Deploy Azure Analysis Services

This guide provides comprehensive steps and best practices for deploying Azure Analysis Services instances to meet your business intelligence and analytics needs.

Prerequisites

Before you begin, ensure you have the following:

  • An Azure subscription. If you don't have one, you can create a free account.
  • Permissions to create Azure resources, such as the Contributor or Owner role.
  • Azure CLI or Azure PowerShell installed and configured (optional, for command-line deployment).

Deployment Methods

You can deploy Azure Analysis Services using several methods:

  • Azure Portal: A user-friendly web interface for managing Azure resources.
  • Azure CLI: A command-line tool for managing Azure resources.
  • Azure PowerShell: A scripting language for managing Azure resources.
  • Azure Resource Manager (ARM) Templates: Declarative templates for automating deployments.

1. Deploying with the Azure Portal

The Azure portal offers a guided experience for creating an Azure Analysis Services resource.

  1. Sign in to the Azure portal.
  2. Click Create a resource.
  3. In the search bar, type Analysis Services and select it.
  4. Click Create.
  5. Fill in the required details on the Basics tab:
    • Subscription: Select your Azure subscription.
    • Resource group: Create a new one or select an existing resource group.
    • Server name: Enter a globally unique name for your Analysis Services server.
    • Location: Choose the Azure region closest to your users or data sources.
    • Pricing tier: Select a tier based on your performance and scale requirements (e.g., Developer, Basic, Standard).
  6. On the Networking tab, configure network access. You can choose public access, private endpoint, or VNet service endpoints.
  7. On the Tags tab, add any tags for organization (optional).
  8. Review the summary and click Create.

2. Deploying with Azure CLI

Use the following Azure CLI command to deploy an Analysis Services server:

az aas server create --name <YourServerName> --resource-group <YourResourceGroupName> --location <YourLocation> --sku S0 --administrator <YourAdminUser>

Replace the placeholders with your specific values:

  • <YourServerName>: A unique name for your Analysis Services server.
  • <YourResourceGroupName>: The name of your resource group.
  • <YourLocation>: The Azure region (e.g., westus).
  • S0: The pricing tier (example, choose appropriately).
  • <YourAdminUser>: The email address of the server administrator.

3. Deploying with ARM Templates

ARM templates allow for repeatable and automated deployments. Here's a basic example of an ARM template for deploying Azure Analysis Services:

{
  "$schema": "https://schema.management.azure.com/schemas/2019-04-01/deploymentTemplate.json#",
  "contentVersion": "1.0.0.0",
  "parameters": {
    "serverName": {
      "type": "string",
      "metadata": {
        "description": "Name of the Analysis Services server."
      }
    },
    "location": {
      "type": "string",
      "defaultValue": "[resourceGroup().location]",
      "metadata": {
        "description": "Location for the server."
      }
    },
    "skuName": {
      "type": "string",
      "defaultValue": "S1",
      "allowedValues": [
        "S0",
        "S1",
        "S2",
        "S3",
        "S4",
        "S8",
        "D1"
      ],
      "metadata": {
        "description": "SKU name of the server."
      }
    },
    "administratorLogin": {
      "type": "string",
      "metadata": {
        "description": "Administrator login for the server."
      }
    }
  },
  "resources": [
    {
      "type": "Microsoft.AnalysisServices/servers",
      "apiVersion": "2017-08-01",
      "name": "[parameters('serverName')]",
      "location": "[parameters('location')]",
      "sku": {
        "name": "[parameters('skuName')]",
        "tier": "Standard"
      },
      "properties": {
        "asAdministrator": "[parameters('administratorLogin')]"
      }
    }
  ]
}

You can deploy this template using the Azure portal, Azure CLI, or Azure PowerShell.
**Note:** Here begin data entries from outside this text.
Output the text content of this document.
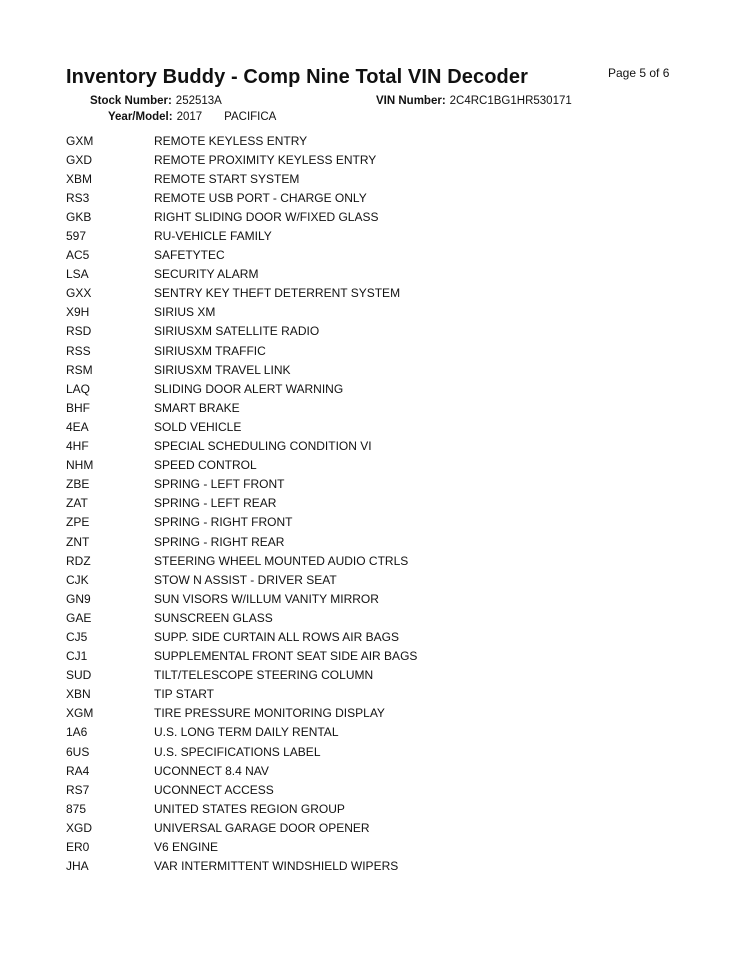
Inventory Buddy - Comp Nine Total VIN Decoder	Page 5 of 6
Stock Number: 252513A	VIN Number: 2C4RC1BG1HR530171
Year/Model: 2017 PACIFICA
GXM	REMOTE KEYLESS ENTRY
GXD	REMOTE PROXIMITY KEYLESS ENTRY
XBM	REMOTE START SYSTEM
RS3	REMOTE USB PORT - CHARGE ONLY
GKB	RIGHT SLIDING DOOR W/FIXED GLASS
597	RU-VEHICLE FAMILY
AC5	SAFETYTEC
LSA	SECURITY ALARM
GXX	SENTRY KEY THEFT DETERRENT SYSTEM
X9H	SIRIUS XM
RSD	SIRIUSXM SATELLITE RADIO
RSS	SIRIUSXM TRAFFIC
RSM	SIRIUSXM TRAVEL LINK
LAQ	SLIDING DOOR ALERT WARNING
BHF	SMART BRAKE
4EA	SOLD VEHICLE
4HF	SPECIAL SCHEDULING CONDITION VI
NHM	SPEED CONTROL
ZBE	SPRING - LEFT FRONT
ZAT	SPRING - LEFT REAR
ZPE	SPRING - RIGHT FRONT
ZNT	SPRING - RIGHT REAR
RDZ	STEERING WHEEL MOUNTED AUDIO CTRLS
CJK	STOW N ASSIST - DRIVER SEAT
GN9	SUN VISORS W/ILLUM VANITY MIRROR
GAE	SUNSCREEN GLASS
CJ5	SUPP. SIDE CURTAIN ALL ROWS AIR BAGS
CJ1	SUPPLEMENTAL FRONT SEAT SIDE AIR BAGS
SUD	TILT/TELESCOPE STEERING COLUMN
XBN	TIP START
XGM	TIRE PRESSURE MONITORING DISPLAY
1A6	U.S. LONG TERM DAILY RENTAL
6US	U.S. SPECIFICATIONS LABEL
RA4	UCONNECT 8.4 NAV
RS7	UCONNECT ACCESS
875	UNITED STATES REGION GROUP
XGD	UNIVERSAL GARAGE DOOR OPENER
ER0	V6 ENGINE
JHA	VAR INTERMITTENT WINDSHIELD WIPERS
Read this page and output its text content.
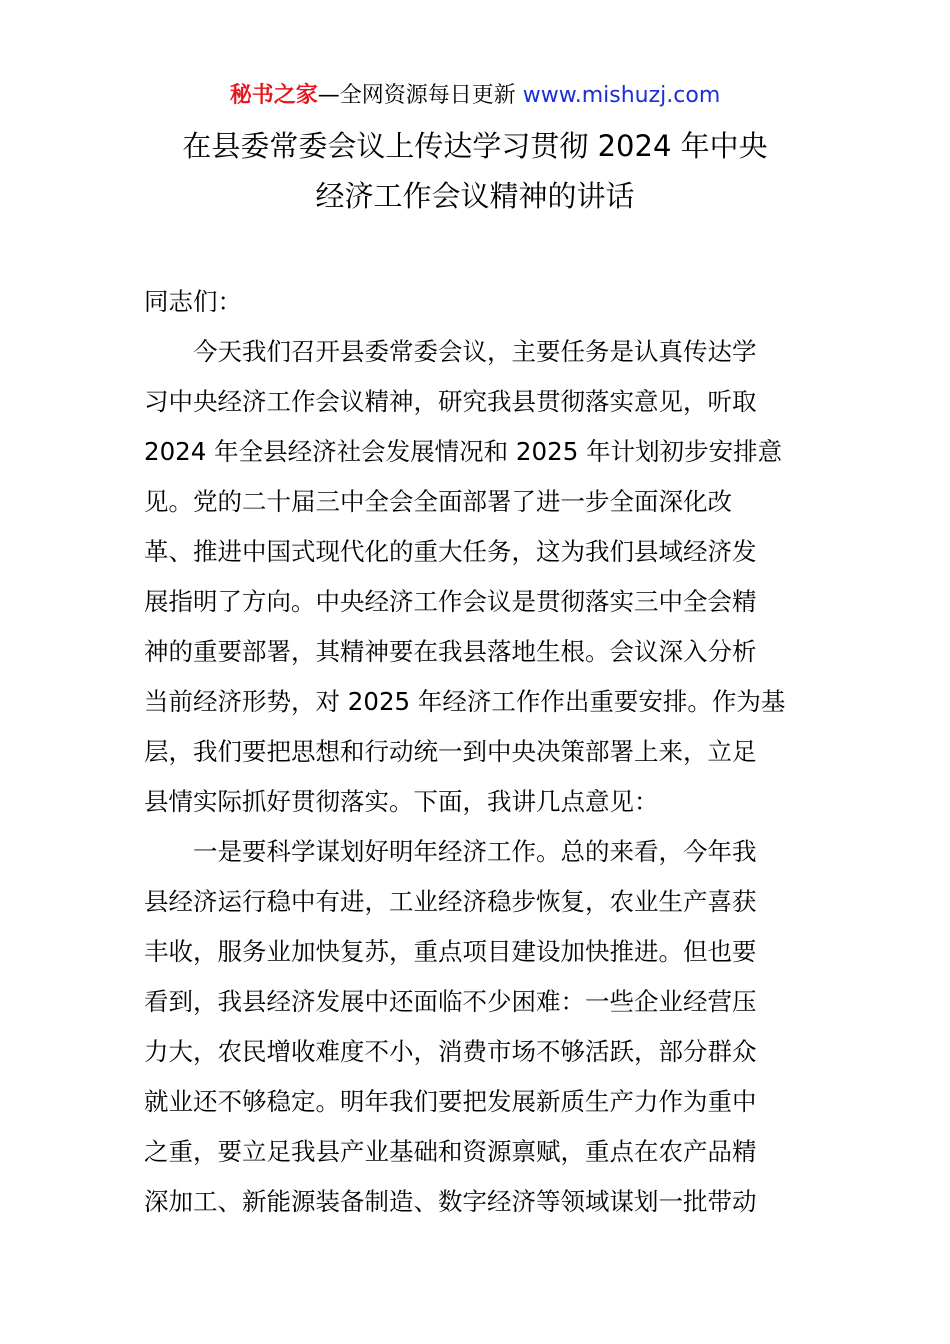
秘书之家—全网资源每日更新 www.mishuzj.com
在县委常委会议上传达学习贯彻 2024 年中央
经济工作会议精神的讲话

同志们：

今天我们召开县委常委会议，主要任务是认真传达学

习中央经济工作会议精神，研究我县贯彻落实意见，听取

2024 年全县经济社会发展情况和 2025 年计划初步安排意

见。党的二十届三中全会全面部署了进一步全面深化改

革、推进中国式现代化的重大任务，这为我们县域经济发

展指明了方向。中央经济工作会议是贯彻落实三中全会精

神的重要部署，其精神要在我县落地生根。会议深入分析

当前经济形势，对 2025 年经济工作作出重要安排。作为基

层，我们要把思想和行动统一到中央决策部署上来，立足

县情实际抓好贯彻落实。下面，我讲几点意见：

一是要科学谋划好明年经济工作。总的来看，今年我

县经济运行稳中有进，工业经济稳步恢复，农业生产喜获

丰收，服务业加快复苏，重点项目建设加快推进。但也要

看到，我县经济发展中还面临不少困难：一些企业经营压

力大，农民增收难度不小，消费市场不够活跃，部分群众

就业还不够稳定。明年我们要把发展新质生产力作为重中

之重，要立足我县产业基础和资源禀赋，重点在农产品精

深加工、新能源装备制造、数字经济等领域谋划一批带动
Post-Deployment Configuration

After deployment, you may need to configure additional settings:

  • Firewall Rules: Configure IP address ranges or VNet service endpoints to control access.
  • Data Source Connectivity: Set up connections to your data sources (e.g., Azure SQL Database, Azure Data Lake Storage).
  • Security: Manage user roles and permissions for accessing the Analysis Services data.
  • Model Deployment: Deploy your Analysis Services tabular or multidimensional models.

For detailed guidance on these topics, refer to the Configuration documentation.

Best Practices

  • Choose the right pricing tier: Select a tier that balances performance, cost, and scalability for your workload.
  • Optimize network security: Use private endpoints or VNet service endpoints for enhanced security.
  • Regularly monitor performance: Utilize Azure Monitor to track key metrics and identify potential bottlenecks.
  • Implement proper access control: Grant users only the necessary permissions to access models and data.
  • Automate deployments: Use ARM templates or Bicep for consistent and repeatable deployments.